Welcome to the team! 👋
Where to start?​
- Overview of GoodFit technology - introduction and older, longer list of technical points
- How we work - describes how projects / features / backlog items are structured and the end to end process that they follow
- Code organisation and repos
- Weekly meeting cadence
- Development Lifecycle
- How we design systems
- Best practices and tips
- Common concepts and terms
Commercial context​
See Why GoodFit Exists. GoodFit allows you to configre a data-set unique to your requirements to power your GTM strategy of choice
- The three main GTM strategies we enable are here: GTM Motions GoodFit Enables
- In Sales-Led
- We want to make companies more productive/more effective
- Moving them away from rep based prospecting, and/or unsophisticated data setups.
- For programmatic / hybrid GTMs…
- We're a requirement.
- In order to run these GTM motions succesfully, large volumes of accurate data are required in advance.
You can find a comprehensive document on the types of customer we serve, and their common use cases with examples in this doc. Customer Types & Common Use Cases . We'd recommend spending a good deal of time digesting this.
The end-to-end set of jobs we enable at GoodFit can be seen below.
Map Market (i.e source companies) > Enrich > Score > Prioritise > Segment > Personas & Contacts > Distribute to reps / Execution workflow
A brief description of each can be seen below:
- Map the market
- i.e source companies meeting the company crieria as outlined above
- Discuss: TAM, SAM, SOM - concepts you may come across during this process.
- Discuss: What does good "Mapping" look like? How wide/narrow?
- Enrich companies
- Gather a consistent set of data across all companies in the market
- Prioritise (Scoring Analysis)
- We next run an analysis on the companies recent closed won customers (or set of ideal customers…) to determine what is uniquely true about them.
- This determines the distinction between a qualified customer (i.e someone the company can sell to) and an ideal customer (a customer that is qualified, but also matches the attributes of recent wins).
- The goal is to prioritise the customers that match the profile of those the company has recently won.
- A deep dive into scoring analysis can be found here: https://docs.goodfit.io/goodfit-docs/product/scoring-analysis
- Score
- We auto create a score against every company in their market.
- Companies are scored based on their similarity to those the company has recently won. i.e high score = close match to recent wins.
- Segment
- Having mapped & scored their market a customer will build their segments.
- How they segment up their market is influenced by their GTM Motion.

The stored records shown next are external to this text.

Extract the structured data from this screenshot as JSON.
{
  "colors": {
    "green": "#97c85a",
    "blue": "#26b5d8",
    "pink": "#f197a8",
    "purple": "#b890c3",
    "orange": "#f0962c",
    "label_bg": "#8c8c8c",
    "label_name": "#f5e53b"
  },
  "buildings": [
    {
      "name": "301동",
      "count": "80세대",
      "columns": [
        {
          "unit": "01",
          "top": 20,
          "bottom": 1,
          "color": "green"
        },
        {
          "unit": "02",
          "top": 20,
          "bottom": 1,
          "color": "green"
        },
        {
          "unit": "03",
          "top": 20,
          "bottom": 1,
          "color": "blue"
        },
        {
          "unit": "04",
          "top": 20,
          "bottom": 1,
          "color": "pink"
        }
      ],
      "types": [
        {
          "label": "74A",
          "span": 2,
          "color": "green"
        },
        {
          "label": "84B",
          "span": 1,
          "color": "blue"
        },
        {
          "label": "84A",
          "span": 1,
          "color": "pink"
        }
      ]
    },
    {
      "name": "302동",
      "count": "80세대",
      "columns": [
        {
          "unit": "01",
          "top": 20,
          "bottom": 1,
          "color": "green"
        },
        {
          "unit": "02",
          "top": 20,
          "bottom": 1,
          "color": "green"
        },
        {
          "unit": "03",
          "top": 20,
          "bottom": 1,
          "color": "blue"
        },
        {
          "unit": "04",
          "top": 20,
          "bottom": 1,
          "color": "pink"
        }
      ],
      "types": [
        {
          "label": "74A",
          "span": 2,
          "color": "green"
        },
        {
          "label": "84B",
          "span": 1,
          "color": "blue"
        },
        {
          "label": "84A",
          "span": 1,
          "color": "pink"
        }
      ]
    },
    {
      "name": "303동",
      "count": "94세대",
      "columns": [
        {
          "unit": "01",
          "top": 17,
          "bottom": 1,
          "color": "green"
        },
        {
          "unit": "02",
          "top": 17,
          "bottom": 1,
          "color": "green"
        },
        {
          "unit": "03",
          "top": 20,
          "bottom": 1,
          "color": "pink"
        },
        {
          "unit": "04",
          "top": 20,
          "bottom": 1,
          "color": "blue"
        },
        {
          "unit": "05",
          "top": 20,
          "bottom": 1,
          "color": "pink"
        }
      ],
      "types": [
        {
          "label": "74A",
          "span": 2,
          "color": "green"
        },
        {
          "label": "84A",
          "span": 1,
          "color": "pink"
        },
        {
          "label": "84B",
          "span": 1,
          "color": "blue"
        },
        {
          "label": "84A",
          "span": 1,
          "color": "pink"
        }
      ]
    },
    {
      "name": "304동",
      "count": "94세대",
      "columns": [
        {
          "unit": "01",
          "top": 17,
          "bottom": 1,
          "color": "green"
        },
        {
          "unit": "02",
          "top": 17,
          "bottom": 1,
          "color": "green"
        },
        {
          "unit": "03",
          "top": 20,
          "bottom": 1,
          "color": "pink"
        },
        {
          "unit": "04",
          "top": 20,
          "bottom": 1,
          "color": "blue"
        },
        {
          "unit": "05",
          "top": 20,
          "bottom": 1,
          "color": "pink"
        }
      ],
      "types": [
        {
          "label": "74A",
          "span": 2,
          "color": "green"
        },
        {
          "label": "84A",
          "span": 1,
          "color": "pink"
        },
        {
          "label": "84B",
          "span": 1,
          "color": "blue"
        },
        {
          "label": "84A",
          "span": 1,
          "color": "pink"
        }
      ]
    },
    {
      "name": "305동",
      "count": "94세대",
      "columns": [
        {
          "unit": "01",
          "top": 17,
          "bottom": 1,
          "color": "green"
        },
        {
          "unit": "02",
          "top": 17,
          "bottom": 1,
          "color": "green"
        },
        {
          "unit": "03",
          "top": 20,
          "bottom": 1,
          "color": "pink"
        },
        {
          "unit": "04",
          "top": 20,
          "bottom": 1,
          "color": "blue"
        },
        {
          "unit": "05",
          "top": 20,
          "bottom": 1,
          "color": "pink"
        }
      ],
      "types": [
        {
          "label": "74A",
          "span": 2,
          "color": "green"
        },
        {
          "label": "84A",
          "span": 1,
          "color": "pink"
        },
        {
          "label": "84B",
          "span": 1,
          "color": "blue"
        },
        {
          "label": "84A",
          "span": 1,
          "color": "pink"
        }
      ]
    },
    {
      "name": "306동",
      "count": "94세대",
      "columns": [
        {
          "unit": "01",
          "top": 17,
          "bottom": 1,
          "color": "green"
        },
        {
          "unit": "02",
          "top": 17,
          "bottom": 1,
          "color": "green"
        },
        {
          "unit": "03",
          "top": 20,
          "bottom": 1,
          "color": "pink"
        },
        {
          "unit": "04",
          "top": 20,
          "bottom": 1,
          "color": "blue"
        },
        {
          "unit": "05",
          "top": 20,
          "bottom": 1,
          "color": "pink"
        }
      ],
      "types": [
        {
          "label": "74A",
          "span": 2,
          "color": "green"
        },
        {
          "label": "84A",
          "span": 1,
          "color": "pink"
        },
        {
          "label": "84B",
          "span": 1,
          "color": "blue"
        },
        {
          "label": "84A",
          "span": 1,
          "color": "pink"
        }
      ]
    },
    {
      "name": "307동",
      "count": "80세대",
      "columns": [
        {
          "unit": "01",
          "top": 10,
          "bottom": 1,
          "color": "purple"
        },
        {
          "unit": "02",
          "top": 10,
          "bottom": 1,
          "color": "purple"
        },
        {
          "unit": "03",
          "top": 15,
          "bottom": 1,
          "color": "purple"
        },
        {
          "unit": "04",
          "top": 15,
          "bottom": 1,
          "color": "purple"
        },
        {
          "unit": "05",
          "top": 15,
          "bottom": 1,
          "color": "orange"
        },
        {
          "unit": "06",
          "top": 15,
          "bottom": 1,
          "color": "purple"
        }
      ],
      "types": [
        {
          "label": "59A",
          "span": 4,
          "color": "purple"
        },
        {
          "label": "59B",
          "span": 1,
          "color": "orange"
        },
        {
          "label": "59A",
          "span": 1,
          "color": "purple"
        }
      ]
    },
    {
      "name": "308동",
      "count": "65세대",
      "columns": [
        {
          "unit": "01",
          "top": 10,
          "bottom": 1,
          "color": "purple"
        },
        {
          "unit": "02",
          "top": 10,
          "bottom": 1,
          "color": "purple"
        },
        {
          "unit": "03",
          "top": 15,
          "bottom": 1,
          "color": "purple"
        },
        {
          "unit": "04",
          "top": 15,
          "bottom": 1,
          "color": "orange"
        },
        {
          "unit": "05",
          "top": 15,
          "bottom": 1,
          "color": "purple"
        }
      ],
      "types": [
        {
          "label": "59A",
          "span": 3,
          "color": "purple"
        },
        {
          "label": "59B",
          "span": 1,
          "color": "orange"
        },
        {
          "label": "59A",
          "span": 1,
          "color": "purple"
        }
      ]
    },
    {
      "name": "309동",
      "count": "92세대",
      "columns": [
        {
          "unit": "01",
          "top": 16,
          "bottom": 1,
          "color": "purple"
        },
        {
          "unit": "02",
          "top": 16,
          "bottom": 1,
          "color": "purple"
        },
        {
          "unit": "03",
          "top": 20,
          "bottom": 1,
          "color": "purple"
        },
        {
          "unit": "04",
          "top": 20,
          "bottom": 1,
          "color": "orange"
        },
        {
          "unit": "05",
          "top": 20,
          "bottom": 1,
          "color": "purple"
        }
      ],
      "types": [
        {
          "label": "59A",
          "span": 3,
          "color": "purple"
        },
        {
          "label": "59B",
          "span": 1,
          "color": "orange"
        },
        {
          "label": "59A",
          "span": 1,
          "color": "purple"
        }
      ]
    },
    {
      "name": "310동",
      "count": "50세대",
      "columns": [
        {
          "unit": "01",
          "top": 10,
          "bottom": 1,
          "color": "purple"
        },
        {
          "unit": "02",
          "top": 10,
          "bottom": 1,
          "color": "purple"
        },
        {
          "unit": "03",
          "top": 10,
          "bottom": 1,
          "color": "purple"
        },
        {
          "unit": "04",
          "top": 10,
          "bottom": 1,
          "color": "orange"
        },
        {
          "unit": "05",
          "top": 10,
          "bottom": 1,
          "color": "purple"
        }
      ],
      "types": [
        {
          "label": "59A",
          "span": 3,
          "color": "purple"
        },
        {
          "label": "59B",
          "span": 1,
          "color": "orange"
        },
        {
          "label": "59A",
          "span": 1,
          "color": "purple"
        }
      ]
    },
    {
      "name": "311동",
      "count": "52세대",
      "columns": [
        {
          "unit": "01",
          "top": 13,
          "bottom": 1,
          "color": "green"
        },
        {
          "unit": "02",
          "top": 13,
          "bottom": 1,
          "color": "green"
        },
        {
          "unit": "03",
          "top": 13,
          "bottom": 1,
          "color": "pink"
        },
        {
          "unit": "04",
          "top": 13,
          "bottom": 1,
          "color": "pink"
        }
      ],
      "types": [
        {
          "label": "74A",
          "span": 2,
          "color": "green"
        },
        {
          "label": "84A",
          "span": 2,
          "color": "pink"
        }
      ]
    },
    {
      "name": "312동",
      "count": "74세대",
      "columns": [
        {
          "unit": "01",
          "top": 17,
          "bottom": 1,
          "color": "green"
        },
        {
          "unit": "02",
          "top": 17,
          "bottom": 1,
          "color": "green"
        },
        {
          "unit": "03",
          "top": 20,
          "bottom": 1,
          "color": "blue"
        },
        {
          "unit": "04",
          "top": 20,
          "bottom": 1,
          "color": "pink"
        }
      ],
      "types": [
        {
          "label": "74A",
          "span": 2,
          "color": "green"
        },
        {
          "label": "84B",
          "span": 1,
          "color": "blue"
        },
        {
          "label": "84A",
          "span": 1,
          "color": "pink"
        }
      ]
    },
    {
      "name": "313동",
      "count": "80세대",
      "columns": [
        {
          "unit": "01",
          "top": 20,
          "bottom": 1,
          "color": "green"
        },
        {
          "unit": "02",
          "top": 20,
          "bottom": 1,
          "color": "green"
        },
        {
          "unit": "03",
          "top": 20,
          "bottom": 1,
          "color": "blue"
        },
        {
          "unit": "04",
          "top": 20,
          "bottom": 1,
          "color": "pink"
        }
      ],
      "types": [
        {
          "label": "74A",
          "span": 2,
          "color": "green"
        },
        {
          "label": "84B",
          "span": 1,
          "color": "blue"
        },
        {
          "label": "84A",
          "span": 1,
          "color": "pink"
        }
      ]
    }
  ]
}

- Sales-Led companies will want to distribute sets of accounts to reps eg. high scoring accounts in the region the reps work
- Those running Programmatic GTM will draw circles around sets of customers who have a common need and can be delivered a common, automated message.
- Deep-dive into segments, and the different ways it can be used in or docs:
- Personas & Contacts
- Customers can optionally pre-enrich their accounts with contacts.
- A sales-led companies does this to save reps manually researching contacts to reach at a target account - increasing rep productivity.
- A programmatic company needs contacts pre-enriched in order to execute on their GTM campaigns with no humans in the loop i.e companies & contacts need to pre-determined to run the automation.
- A deep-dive into personas & contacts is available here.
- Distribution
- At this stage we need to feed the accounts (and contacts) to reps or the tooling/workflows the customer is using to GTM.
- Most commonly a segment is sync'd to the CRM, and from their either assigned to reps to work or pulled into the GTM tools of choice for the custoer (eg. Outreach, Lemlist, 11x, etc).